Saturday, 8 June 2024

Breaching.

I sense that my grip on this blog is slipping, which is a shame because it’s been my mainstay and my best friend for quite a long time. Interestingly, the blog isn’t losing its grip on me. It keeps hanging on resolutely, reminding me that people who live mostly in their heads need a release valve to let out some of the tension. The problem is that the valve is sticking at the moment. I’ve had plenty to say recently, but lacked the mental energy to commit it to the keyboard.

But one thing is becoming apparent to me lately, so maybe it’s worth jotting a note about it.

I’m beginning to have personal experience of the fact that as we age, the process of physical degradation becomes too marked to ignore. We become uglier of visage; the distribution of cranial hair thins out and what’s left of it becomes finer. And it changes colour from dark brown (in my case) to grey or white. Our bodies grow deformed, our muscles become weaker, and they ache more readily after relatively little effort. Four of our five senses – touch is the exception – lose the acuity which kept them ever ready for fight, flight, or finer feelings. Our minds become shrouded in a light mist and our physical balance a little precarious.

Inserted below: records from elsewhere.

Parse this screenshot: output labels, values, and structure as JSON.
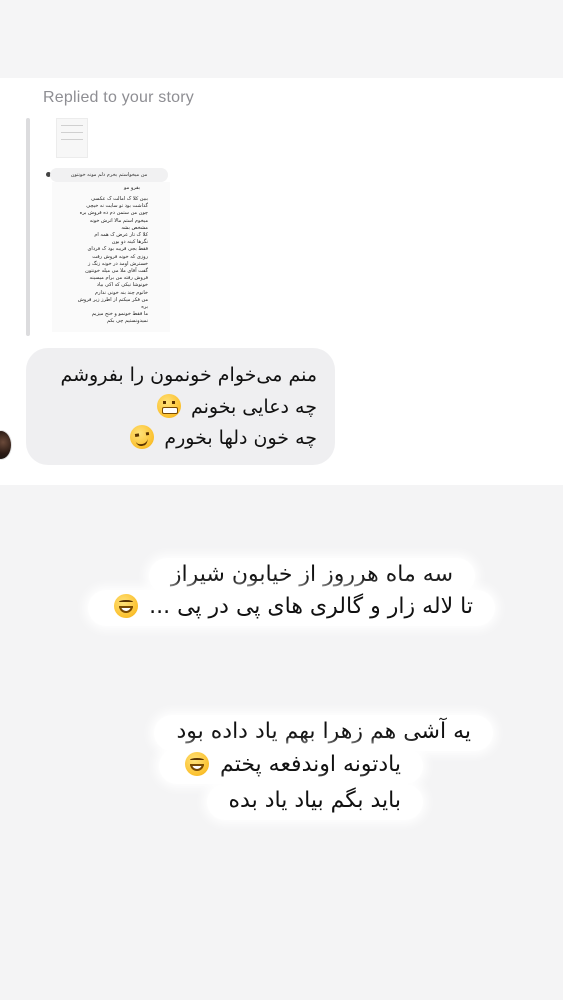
{
  "replied_label": "Replied to your story",
  "story_thumbnail": {
    "reply_text": "من میخواستم بخرم دلم مونه خونتون",
    "note_title": "بقرو مو",
    "note_lines": [
      "ببین کلا ک امالت ک عکسی",
      "گذاشت بود تو سایت نه خیچی",
      "چون من ستمن دم ده فروش بره",
      "میخوم استم مالا اترش خونه",
      "مشخص بشه",
      "کلا ک تار عرض ک همه ام",
      "نگرها کینه دو بون",
      "فقط بجی قریبه بود ک فردای",
      "روزی که خونه فروش رفت",
      "خسترش اومد در خونه زنگ ز",
      "گفت آقای ملا می میله خونتون",
      "فروش رفته من برام میسینه",
      "خونوشا نیکی که اکی بیاد",
      "خانوم چند بنه خونی ندارم",
      "من فکر میکنم از اطرز زیر فروش",
      "بره",
      "ما فقط خونمو و خنج میزیم",
      "نمیدونستیم چی بکم"
    ]
  },
  "message": {
    "lines": [
      {
        "text": "منم می‌خوام خونمون را بفروشم",
        "emoji": ""
      },
      {
        "text": "چه دعایی بخونم",
        "emoji": "grimacing-face-emoji"
      },
      {
        "text": "چه خون دلها بخورم",
        "emoji": "woozy-face-emoji"
      }
    ]
  },
  "caption_1": {
    "line1": "سه ماه هرروز از خیابون شیراز",
    "line2": "تا لاله زار و گالری های پی در پی ...",
    "line2_emoji": "grinning-face-emoji"
  },
  "caption_2": {
    "line1": "یه آشی هم زهرا بهم یاد داده بود",
    "line2": "یادتونه اوندفعه پختم",
    "line2_emoji": "grinning-face-emoji",
    "line3": "باید بگم بیاد یاد بده"
  },
  "colors": {
    "background": "#f4f4f5",
    "card": "#ffffff",
    "bubble": "#efeff1",
    "muted_text": "#8e8e93",
    "text": "#111111",
    "emoji_yellow": "#fbc02d"
  }
}
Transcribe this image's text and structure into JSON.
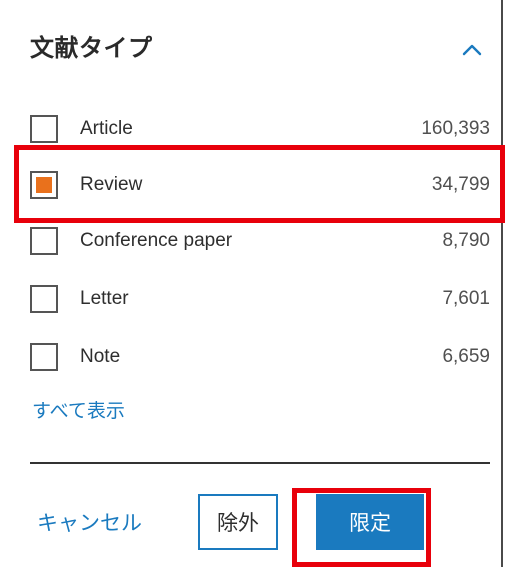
{
  "facet": {
    "title": "文献タイプ",
    "collapse_icon": "chevron-up-icon",
    "items": [
      {
        "label": "Article",
        "count": "160,393",
        "checked": false
      },
      {
        "label": "Review",
        "count": "34,799",
        "checked": true
      },
      {
        "label": "Conference paper",
        "count": "8,790",
        "checked": false
      },
      {
        "label": "Letter",
        "count": "7,601",
        "checked": false
      },
      {
        "label": "Note",
        "count": "6,659",
        "checked": false
      }
    ],
    "show_all": "すべて表示"
  },
  "actions": {
    "cancel": "キャンセル",
    "exclude": "除外",
    "limit": "限定"
  },
  "colors": {
    "accent": "#1a7abf",
    "checked_fill": "#e9711c",
    "highlight": "#e8000b"
  }
}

And then there’s the matter of smell. When I was a boy there were several occasions on which it was necessary to visit care homes and geriatric hospitals, and what struck me most was the smell – stale urine and other rank odours emanating, I naturally presumed, from the old people occupying the place. The presumption that old people smell bad became deeply ingrained in my psyche, and it’s still there. It probably isn’t true, but I’ve always made a point of never getting near enough to find out. (Shameful, I suppose, but there you are.) And so it’s still a worry and a reason to keep my distance even further from the few people I might get physically close to, so as to save them the discomfort and me the embarrassment.

(On one occasion once upon a time the Lady B said to me: ‘come closer so I can hear you better.’ I was happy to oblige in those far off days, but now I think I should be more circumspect and measure the distance more conservatively. Four feet or thereabouts would seem about right, especially if there’s at least a brisk breeze blowing in the opposite direction.)

But at least there’s comfort to be had from the fact that dogs have different sensibilities to us, so maybe I can still enjoy the enthusiastic attention of friendly canines with long, floppy ears. Dogs are not given to pejorative judgment of people who emanate an unsavoury odour, but regard dubious smells as being merely a matter of curiosity.